Tuesday, October 30th, 2007
Coldwater hospital goes to the dogs - and cat
Animal video created for Internet to win MRI unit
By Shelley Grieshop
Photo by Shelley Grieshop/The Daily Standard
Millie, a 3-month-old Labrador retriever is the youngest of several local pets videotaped for a film Mercer Health submitted recently for a contest to win an MRI. Area residents are asked to vote for the video at www.winanmri.com. Millie's owner is Mercer Health CEO Jim Wermert and his family.
COLDWATER - It took a lot of peanut butter, four dogs and a cat to put Mercer Health in the running for a million dollar piece of medical equipment.
Administrators and staff recently tried their hand at movie producing then entered their video - starring their own pets - to win a magnetic resonance imaging (MRI) unit.
"I don't think the writers at Saturday Night Live have anything to worry about," Mercer Health CEO Jim Wermert joked, after showing the recently-made videotape to the board of governors last week.
Siemens Medical Solutions, the medical supply company sponsoring the contest, is giving away one state-of-the-art MRI to the hospital whose video gets the most votes online at
www.winanmri.com by Dec. 31. Nearly 50 submitted videos appear on the Web site so far.
The rules state that each hospital must explain in their homemade video why they need the high-end medical equipment. Only U.S. hospitals with 180 or fewer beds and without permanent MRI units can qualify to enter the contest.
Mercer County Community Hospital in Coldwater, a division of Mercer Health, is a 72-bed hospital that currently offers patients access to a mobile MRI parked outside the hospital two or three times per week.
Staff members had to create the 90-second video in-house - no professional help allowed, according to contest regulations. Writing a script and directing a video with animals was biting off a little more than they could chew, they admitted.
The movie, titled "Mercer Health Needs a Dog Gone MRI," begins with the four-legged creatures sitting in office chairs around a desk discussing the hospital's needs (actually eating sticky peanut butter to appear as if they are talking). Later in the film, the inconvenience of the mobile MRI is highlighted as a patient is wheeled outside in the pouring rain.
The cast of characters in the video includes Millie, a golden retriever puppy; Jerry, an English Springer spaniel, Swag the cat; Lizzy, a golden Labrador; and Jackie, a Jack Russell terrier.
The movie was created in the hospital annex so the animals and their occasional barks wouldn't disturb patients, said Ken Obringer, marketing and communication director. For nearly an hour, hospital employees played Hollywood with their furry actors and actresses. There were no accidents to clean up; even 3-month-old Millie was on her best behavior.

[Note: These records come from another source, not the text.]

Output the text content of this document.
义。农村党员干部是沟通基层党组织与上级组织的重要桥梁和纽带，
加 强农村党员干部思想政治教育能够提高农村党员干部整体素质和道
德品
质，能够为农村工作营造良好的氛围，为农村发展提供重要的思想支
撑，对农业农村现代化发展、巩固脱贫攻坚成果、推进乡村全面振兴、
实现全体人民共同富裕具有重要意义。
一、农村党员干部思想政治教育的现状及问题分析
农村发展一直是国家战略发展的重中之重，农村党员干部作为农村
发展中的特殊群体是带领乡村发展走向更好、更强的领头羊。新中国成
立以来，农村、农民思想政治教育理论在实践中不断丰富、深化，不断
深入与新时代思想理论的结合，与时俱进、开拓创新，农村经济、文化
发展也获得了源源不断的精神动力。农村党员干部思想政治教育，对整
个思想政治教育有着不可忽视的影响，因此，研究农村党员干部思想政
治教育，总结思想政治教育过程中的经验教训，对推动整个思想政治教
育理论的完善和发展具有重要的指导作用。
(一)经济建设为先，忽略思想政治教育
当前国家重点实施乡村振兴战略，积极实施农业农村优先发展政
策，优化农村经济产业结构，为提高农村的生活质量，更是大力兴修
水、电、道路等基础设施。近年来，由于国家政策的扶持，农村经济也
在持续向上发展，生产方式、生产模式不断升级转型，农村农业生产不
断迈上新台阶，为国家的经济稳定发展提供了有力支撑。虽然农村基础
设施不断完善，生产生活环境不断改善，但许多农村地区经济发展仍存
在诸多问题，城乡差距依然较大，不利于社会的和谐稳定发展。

Each four-legged creature received an individual screening before their big film debut.
"We kept them outside and brought them in one at a time," Obringer explained.
Filming them altogether just didn't work, he added, "they liked each other a little too much."
Despite the challenge of keeping the animals upright in slick office chairs, filming went well. However, the competition is dog-eat-dog. This morning, Mercer Health was leading all other Ohio hospitals with 2,337 votes but being brutally challenged by Sumter Regional Hospital in Georgia, which had accumulated more than 29,700 votes by mid-afternoon.
The thought of winning their own MRI, which can produce high quality images of the inside of the human body, is exciting.
"Needless to say we never thought we'd be in the video production business," Wermert said.
He admitted, however, the contest was a chance they just couldn't pass up.
The hospital is currently embarking on a $3.5 million renovation project to enhance the emergency/outpatient area of the hospital and have set aside an area for a future MRI unit. Purchasing one, however, is only in the discussion stage.
Mercer Health officials said they will be campaigning in the community during the next two months asking everyone with Internet access to go online and vote. Rules allow for one vote per computer per day.